The original concept may have been Gordon-centric, but that changed after the PtBs were impressed by David Masousz's acting abilities, so, like it or not, we are going to see that character's life focused on.
Oh, I get that. The show's portrayal of Bruce is the only thing about it that's actually, consistently good. Still, one of the core problems with the show is that it cares more about continuity porn and tossing in familiar characters than it does about telling effective story arcs. Granted,
The Flash is just as heavy with comics nods, but somehow it works there, perhaps because it's portraying them in the "present," during the Flash's time as an active, adult superhero, rather than prematurely introducing them while the hero is still a child. And perhaps because the show as a whole has more of a sense of narrative direction and focus, so the character inclusions feel like they serve a purpose. This show is just meandering, so the comics character inclusions feel more arbitrary, as if continuity porn is the end in itself.

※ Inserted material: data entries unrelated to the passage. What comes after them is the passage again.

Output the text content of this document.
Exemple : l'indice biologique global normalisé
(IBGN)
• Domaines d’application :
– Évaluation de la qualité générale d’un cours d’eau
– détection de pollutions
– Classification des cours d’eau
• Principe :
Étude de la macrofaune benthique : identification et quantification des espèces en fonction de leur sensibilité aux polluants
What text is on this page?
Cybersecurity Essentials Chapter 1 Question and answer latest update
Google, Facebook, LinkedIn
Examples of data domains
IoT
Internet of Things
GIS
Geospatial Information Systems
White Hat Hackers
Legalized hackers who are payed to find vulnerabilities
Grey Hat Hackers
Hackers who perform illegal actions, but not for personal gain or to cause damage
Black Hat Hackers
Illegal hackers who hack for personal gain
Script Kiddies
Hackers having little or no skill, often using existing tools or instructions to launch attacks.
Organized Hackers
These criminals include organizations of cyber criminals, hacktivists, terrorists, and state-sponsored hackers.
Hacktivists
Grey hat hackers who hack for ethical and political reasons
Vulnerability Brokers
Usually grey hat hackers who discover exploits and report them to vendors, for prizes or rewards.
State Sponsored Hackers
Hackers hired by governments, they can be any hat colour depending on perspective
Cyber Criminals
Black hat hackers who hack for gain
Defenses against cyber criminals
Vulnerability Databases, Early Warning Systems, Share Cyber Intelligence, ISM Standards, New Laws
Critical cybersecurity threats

Or maybe it's just this specific case. Silver St. Cloud's importance to the Batman mythos is that she's that one really special woman whom Bruce loved, whom he allowed to get intimate enough with him that she actually figured out on her own that he was Batman, and who couldn't live with the risk that posed to him. It's a tragic love story that works because of Bruce's dual identity, the conflict between his lives as Bruce and Batman. So if you introduce a character named Silver St. Cloud into the story when Bruce is only 13 or 14 and is still years from adopting a dual identity (let alone being old enough to get intimate with a woman), then she isn't really Silver St. Cloud; she's just some girl he likes. It's using the name of the character in a context where the essence of the character can't really apply. I'm not sure that could work. Maybe they can come up with some twist that preserves the dynamic and meaning of the relationship without those aspects, but I really don't have any faith in these writers to be that clever.